JP: O blues é uma música que tem a capacidade de se conectar com todos os gostos e com uma grande variedade de público, uma vez que na Galícia, sempre teve seguidores e bandas. Aqui há grandes nomes do blues, como é o caso de Victor Aneiros que faz blues em galego ou Miki Nervio & the Bluesmakers que pertencem a uma linha ortodoxa de blues tradicional e que levam mais de trinta anos nos palcos. Eles têm aberto importantes vias para acercar este estilo ao público em geral e têm gerado o aparecimento de muitas bandas como é o caso de The Lakazáns, Blues do País, The Big Lis Gumbo Band, Natasia Zürcher. Porém, a efeitos comerciais o blues não deixa de ser uma música minoritária como em qualquer outra parte do mundo, pelo que sua visibilidade nos meios, as listas de vendas ou os palcos é muito reduzida.

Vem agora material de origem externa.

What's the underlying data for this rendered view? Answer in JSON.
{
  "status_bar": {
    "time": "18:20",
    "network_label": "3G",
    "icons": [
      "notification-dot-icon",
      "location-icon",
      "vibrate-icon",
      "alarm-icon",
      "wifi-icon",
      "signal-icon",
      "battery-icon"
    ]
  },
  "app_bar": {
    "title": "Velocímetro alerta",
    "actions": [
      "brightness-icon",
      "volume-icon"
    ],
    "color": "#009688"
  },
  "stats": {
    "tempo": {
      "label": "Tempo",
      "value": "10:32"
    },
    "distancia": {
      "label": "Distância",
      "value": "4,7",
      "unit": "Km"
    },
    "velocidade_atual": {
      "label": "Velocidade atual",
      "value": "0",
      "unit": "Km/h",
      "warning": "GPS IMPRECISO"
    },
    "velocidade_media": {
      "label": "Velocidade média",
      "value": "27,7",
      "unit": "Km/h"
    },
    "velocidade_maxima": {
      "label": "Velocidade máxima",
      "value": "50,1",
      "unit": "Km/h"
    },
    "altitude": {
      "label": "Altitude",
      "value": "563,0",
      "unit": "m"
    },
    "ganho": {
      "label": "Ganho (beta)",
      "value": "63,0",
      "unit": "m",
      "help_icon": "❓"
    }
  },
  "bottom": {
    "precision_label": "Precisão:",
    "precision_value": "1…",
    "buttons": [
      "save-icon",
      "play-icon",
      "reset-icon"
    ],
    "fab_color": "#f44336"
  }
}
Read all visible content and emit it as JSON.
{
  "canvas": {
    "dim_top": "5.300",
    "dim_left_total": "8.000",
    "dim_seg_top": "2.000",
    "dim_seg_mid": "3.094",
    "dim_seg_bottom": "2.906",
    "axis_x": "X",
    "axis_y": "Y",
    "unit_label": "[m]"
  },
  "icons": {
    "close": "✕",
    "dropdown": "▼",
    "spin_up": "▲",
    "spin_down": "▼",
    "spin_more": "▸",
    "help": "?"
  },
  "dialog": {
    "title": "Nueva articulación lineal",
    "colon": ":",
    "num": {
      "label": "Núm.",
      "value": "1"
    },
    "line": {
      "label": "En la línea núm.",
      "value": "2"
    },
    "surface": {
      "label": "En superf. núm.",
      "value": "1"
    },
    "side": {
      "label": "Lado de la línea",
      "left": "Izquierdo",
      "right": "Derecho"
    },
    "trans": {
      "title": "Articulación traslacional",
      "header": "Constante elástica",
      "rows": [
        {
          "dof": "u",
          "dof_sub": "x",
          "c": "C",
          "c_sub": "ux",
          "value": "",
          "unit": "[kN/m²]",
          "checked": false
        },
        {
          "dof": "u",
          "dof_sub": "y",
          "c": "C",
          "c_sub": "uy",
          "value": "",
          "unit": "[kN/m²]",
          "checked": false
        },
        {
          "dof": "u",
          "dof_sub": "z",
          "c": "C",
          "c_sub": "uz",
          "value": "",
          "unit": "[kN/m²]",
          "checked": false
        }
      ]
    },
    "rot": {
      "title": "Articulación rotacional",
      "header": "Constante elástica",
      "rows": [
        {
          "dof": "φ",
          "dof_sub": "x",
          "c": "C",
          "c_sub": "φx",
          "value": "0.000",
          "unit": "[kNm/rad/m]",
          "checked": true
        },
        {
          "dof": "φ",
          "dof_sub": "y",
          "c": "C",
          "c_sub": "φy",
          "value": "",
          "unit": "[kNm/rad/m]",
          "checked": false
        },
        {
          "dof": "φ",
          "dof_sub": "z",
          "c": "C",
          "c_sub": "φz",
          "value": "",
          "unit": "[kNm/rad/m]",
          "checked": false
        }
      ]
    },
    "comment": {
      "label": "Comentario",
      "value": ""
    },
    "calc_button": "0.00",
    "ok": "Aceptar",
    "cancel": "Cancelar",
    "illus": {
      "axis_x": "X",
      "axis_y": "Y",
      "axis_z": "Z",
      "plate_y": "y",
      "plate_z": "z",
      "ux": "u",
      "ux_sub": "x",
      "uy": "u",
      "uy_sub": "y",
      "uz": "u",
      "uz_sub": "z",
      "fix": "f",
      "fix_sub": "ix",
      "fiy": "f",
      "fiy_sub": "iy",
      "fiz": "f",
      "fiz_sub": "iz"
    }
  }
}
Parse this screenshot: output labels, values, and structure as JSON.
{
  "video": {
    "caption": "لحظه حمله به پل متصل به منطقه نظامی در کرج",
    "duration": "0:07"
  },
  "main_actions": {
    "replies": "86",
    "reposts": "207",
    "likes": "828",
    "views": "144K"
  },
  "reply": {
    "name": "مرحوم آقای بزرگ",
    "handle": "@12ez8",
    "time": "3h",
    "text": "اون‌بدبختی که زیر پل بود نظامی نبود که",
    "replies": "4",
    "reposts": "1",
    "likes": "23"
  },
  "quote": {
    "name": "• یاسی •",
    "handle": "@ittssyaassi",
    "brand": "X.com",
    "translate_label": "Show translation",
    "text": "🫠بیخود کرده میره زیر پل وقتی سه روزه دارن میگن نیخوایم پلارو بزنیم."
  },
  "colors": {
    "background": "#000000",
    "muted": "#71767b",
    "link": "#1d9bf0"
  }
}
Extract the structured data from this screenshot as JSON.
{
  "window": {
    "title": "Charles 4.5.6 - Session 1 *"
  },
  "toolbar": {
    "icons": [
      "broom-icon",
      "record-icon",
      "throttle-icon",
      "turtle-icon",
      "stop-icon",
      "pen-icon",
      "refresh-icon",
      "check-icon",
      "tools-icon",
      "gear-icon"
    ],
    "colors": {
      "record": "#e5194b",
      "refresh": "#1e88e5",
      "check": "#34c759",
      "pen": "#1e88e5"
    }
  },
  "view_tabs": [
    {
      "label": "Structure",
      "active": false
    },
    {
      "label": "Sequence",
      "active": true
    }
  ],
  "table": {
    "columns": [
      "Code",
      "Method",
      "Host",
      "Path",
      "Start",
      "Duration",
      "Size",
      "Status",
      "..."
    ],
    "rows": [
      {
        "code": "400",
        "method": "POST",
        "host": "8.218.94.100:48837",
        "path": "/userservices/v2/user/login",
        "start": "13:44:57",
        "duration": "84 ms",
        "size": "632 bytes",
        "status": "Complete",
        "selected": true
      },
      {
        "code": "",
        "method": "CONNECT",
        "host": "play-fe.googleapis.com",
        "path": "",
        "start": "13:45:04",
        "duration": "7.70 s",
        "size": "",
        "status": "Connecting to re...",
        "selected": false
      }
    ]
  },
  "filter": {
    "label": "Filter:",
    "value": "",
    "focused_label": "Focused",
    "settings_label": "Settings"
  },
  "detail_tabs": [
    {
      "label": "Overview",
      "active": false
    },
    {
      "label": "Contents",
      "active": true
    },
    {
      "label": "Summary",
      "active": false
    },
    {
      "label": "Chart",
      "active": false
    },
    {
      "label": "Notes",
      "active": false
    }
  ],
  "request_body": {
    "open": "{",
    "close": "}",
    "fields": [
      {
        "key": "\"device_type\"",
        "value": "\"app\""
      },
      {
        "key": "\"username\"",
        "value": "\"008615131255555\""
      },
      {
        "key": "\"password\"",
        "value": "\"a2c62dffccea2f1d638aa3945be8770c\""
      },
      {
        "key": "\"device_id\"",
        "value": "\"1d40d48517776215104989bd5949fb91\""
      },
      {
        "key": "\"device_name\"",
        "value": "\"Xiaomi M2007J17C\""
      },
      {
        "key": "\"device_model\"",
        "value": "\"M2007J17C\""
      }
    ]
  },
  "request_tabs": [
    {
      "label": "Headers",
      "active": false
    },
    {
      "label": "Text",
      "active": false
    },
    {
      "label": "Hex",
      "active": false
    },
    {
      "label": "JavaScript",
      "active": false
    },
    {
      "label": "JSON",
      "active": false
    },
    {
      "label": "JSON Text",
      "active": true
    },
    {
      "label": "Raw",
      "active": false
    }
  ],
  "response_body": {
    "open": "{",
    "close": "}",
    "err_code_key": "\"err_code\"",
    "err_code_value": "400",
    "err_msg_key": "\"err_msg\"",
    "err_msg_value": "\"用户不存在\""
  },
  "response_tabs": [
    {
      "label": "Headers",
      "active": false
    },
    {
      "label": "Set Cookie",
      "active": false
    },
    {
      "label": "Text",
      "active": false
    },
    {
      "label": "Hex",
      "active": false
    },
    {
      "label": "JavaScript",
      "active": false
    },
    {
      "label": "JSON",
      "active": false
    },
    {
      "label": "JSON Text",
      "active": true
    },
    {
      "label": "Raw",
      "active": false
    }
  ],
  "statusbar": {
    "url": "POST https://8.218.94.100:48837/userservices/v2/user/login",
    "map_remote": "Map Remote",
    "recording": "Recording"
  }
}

JC: Percebo que várias canções são inspiradas em poemas extraídos do livro, Longa Noite de Pedra. Fale um pouco desta relação com Celso Emilio Ferreiro.
JP: Celso Emilio Ferreiro é um dos meus poetas favoritos e esse livro, da lírica de pós-guerra galega, sempre me fascinou pela atemporalidade de seus poemas. Enquanto gravava alguns de meus temas estava a ler “Longa Noite de Pedra” e foi bem assim como pouco a pouco surgiram as músicas que me inspiraram sua leitura, apareceram no disco de uma forma natural. Pode se dizer que Celso Emilio entrou no meu livro pela própria inciativa de suas palavras, encaixaram à perfeição com o momento que se vivia na sociedade não só galega senão também espanhola. É um livro de poesia de total atualidade.
A política, o passo do tempo, a morte. São temáticas recorrentes em minhas composições, daí que sua poesia se ajustou perfeitamente à história que leva o disco. Por exemplo, o poema “Non” quase não tive que o musicar já que tem grande força e ritmo interno, parecia como se o tivesse escrito o mesmíssimo Zack de la Rocha para denunciar a situação de injustiça social que gera o capitalismo.
JC: Deixe uma mensagem para os brasileiros, e o porque eles devem conhecer este belo trabalho
JP: Nos países lusófonos não só compartilhamos os sons de nossas línguas, do código que empregamos para nos comunicar, mas também compartilhamos a mesma forma de representar a realidade, por isso tanto o galego como o português têm uma visão do mundo muito semelhante.
Se essa equação se somasse a universalidade dos sentimentos que transmite uma música como o blues, acho que qualquer pessoa brasileira poderá desfrutar e se identificar com os ritmos e as histórias que se contam em “Malos tempos”, e eu vou ficar feliz com isso.